Which, of course, gives them an astonishing amount of power.

Suppose you are a big game studio that has been developing a huge triple-A game for 5 years with a budget of over 100 million dollars... and suddenly Epic Games decides that nuh-uh, you don't get to use their engine anymore, because of something they don't like. Tough luck. You can't legally use their engine anymore. The entire base of your entire game was suddenly pulled from you, and now you have nothing.

That is, in fact, one of the most devious things about the engine being free: You didn't pay for it, which gives them more freedom to decide how you can use it, or for how long. It's ingenious, really. What sounds like extraordinarily fair and customer-friendly on the surface hides an astonishing power-grab just beneath the surface.

And this is not just theoretical. It can already be seen, right at this moment. Indeed, Epic Games have insane conditions on the use of their engine.

Particularly, you can't use certain words in the code that you write in the engine.

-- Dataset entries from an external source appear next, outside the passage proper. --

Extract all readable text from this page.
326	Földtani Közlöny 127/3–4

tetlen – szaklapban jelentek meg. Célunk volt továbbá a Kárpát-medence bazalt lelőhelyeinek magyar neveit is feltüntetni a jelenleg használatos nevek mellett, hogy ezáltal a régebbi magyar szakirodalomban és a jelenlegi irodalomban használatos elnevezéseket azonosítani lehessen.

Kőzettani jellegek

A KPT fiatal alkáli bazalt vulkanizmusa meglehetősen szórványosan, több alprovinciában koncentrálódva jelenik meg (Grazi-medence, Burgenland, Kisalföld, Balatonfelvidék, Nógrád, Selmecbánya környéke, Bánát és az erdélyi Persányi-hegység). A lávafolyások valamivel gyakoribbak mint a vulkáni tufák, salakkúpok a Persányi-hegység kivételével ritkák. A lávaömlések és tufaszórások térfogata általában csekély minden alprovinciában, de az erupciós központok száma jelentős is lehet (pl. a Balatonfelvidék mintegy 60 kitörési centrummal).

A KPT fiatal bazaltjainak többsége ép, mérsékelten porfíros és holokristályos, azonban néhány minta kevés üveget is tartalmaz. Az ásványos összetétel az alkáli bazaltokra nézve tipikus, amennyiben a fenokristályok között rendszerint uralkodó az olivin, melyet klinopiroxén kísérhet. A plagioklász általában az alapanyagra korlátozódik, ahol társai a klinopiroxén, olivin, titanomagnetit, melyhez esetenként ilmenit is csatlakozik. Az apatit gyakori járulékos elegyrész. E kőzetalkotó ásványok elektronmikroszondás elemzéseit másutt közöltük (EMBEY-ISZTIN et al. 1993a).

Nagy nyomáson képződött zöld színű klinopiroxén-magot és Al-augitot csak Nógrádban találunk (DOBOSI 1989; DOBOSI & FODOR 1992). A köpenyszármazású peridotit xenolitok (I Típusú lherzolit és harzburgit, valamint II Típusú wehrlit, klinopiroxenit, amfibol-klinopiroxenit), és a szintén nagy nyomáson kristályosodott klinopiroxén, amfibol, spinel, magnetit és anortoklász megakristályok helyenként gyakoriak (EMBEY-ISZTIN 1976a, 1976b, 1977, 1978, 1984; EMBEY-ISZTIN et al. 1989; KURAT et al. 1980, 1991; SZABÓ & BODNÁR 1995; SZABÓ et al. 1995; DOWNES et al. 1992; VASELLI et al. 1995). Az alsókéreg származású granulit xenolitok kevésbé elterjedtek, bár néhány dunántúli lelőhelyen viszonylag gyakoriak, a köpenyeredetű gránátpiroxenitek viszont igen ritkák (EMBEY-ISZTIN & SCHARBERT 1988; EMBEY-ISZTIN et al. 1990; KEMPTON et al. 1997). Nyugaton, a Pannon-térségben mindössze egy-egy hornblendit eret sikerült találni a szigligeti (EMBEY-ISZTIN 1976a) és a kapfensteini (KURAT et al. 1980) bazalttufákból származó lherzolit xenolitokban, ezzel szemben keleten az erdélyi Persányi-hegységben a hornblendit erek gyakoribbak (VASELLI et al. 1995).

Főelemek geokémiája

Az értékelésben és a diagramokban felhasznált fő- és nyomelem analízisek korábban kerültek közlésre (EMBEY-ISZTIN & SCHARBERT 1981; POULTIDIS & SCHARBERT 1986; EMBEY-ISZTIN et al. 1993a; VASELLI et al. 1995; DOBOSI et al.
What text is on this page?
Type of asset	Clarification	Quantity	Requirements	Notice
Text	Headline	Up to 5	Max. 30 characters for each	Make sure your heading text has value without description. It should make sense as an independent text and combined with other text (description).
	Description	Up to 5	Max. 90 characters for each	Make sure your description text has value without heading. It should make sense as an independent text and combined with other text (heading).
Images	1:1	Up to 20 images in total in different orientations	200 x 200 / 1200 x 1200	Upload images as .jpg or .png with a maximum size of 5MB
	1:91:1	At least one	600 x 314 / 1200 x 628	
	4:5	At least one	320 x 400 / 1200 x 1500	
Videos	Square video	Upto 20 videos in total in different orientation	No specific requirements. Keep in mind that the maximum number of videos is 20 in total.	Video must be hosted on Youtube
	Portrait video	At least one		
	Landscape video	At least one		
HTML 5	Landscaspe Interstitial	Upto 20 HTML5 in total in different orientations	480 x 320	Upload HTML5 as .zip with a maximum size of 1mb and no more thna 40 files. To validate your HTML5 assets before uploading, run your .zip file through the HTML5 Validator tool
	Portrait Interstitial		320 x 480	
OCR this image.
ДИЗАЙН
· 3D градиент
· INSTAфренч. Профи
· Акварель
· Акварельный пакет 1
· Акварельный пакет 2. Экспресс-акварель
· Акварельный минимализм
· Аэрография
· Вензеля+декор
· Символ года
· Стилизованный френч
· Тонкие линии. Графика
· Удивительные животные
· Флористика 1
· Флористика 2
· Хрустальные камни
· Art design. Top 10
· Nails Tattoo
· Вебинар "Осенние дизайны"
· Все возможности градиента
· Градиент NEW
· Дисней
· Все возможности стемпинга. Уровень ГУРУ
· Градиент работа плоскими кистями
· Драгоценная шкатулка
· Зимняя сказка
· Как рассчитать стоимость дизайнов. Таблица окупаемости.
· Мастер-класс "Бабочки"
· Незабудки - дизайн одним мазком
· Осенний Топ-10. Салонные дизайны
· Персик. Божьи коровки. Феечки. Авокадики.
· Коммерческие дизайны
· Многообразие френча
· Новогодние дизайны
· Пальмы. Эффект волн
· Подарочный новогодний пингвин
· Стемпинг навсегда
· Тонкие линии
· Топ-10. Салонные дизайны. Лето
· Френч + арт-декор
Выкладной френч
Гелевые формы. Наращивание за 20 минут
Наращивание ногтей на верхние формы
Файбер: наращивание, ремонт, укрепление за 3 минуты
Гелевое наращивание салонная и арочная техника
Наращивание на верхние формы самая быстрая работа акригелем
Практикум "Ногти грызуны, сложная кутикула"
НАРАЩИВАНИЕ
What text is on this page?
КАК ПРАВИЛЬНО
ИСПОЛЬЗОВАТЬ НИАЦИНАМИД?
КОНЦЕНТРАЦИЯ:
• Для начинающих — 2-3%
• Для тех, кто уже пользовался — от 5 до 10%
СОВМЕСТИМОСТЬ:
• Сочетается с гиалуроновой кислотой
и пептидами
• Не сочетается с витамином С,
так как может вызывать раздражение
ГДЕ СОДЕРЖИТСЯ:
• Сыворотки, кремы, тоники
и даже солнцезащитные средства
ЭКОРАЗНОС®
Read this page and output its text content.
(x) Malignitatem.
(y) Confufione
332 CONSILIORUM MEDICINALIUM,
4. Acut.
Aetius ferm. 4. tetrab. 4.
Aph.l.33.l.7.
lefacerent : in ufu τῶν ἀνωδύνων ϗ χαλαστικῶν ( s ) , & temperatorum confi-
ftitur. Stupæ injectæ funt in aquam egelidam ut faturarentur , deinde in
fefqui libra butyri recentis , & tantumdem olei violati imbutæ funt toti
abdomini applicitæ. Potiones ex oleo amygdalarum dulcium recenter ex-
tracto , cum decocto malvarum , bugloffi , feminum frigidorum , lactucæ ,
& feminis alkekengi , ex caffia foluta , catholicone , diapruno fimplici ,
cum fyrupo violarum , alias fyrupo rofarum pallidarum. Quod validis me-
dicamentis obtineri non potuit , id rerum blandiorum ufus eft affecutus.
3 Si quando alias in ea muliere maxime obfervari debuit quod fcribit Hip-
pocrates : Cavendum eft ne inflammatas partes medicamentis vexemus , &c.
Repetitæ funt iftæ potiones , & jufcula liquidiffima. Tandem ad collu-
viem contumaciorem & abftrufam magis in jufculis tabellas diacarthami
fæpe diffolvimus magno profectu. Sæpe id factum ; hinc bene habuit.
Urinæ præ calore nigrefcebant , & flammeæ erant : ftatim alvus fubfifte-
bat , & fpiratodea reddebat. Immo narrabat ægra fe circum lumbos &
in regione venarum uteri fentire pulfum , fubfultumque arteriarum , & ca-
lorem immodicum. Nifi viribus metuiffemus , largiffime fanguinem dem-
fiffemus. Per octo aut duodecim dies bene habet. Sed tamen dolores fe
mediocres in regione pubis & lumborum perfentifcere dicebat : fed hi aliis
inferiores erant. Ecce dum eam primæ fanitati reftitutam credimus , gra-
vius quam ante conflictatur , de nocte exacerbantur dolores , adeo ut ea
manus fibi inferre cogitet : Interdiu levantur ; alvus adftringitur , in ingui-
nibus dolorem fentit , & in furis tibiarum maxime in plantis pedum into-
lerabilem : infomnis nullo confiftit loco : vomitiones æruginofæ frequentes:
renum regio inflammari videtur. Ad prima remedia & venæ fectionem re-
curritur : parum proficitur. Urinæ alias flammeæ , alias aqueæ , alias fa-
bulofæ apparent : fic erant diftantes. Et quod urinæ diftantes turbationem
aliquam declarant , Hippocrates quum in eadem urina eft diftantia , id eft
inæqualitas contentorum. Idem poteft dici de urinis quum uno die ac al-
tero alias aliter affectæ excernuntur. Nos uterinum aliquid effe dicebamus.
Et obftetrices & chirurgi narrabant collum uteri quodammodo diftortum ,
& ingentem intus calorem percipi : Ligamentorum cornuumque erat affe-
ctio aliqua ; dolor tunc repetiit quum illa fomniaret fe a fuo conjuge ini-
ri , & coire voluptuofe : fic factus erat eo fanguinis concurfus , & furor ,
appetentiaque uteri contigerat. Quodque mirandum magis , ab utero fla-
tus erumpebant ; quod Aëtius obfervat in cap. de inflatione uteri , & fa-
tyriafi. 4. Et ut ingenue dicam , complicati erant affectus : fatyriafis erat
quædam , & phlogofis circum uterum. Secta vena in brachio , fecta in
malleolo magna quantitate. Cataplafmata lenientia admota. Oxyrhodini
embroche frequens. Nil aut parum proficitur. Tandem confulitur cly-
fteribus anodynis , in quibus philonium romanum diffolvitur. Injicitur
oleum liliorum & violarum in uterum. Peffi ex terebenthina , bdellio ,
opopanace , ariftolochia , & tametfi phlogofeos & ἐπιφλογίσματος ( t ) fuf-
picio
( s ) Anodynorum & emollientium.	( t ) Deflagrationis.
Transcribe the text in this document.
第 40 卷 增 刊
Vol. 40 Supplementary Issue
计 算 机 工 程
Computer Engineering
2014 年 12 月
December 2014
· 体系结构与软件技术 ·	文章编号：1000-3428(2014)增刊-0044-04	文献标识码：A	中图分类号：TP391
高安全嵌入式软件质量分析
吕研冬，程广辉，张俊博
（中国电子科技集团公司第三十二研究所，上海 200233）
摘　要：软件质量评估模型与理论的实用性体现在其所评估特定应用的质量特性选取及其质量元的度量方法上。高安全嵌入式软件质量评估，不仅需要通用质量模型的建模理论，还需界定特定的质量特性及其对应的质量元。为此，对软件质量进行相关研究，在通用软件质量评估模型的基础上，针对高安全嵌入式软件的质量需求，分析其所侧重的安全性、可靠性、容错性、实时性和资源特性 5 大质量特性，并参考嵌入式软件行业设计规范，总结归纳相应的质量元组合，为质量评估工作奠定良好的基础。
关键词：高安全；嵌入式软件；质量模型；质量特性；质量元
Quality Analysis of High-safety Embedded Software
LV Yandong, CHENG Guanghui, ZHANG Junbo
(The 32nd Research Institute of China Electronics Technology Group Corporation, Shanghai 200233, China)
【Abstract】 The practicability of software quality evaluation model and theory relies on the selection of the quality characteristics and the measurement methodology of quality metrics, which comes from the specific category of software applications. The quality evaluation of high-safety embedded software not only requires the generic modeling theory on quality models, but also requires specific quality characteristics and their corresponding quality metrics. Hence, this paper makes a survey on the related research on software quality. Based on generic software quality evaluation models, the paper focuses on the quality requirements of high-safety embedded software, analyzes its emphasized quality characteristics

And you might already guess where this is going. Indeed, these forbidden words include things like "slave", "master", "blacklist" and "whitelist".

As far as I know, so far Epic Games is only putting restrictions on the game's code itself (that Unreal Engine compiles and runs), which isn't visible to the end user. As far as I know, they aren't putting these restrictions on the contents of the game itself, visible to the user.

Not yet.

And that's the scary thing. There's nothing stopping them from doing that in the near future. "Your content does not comply with our standards. You can't use our engine legally anymore."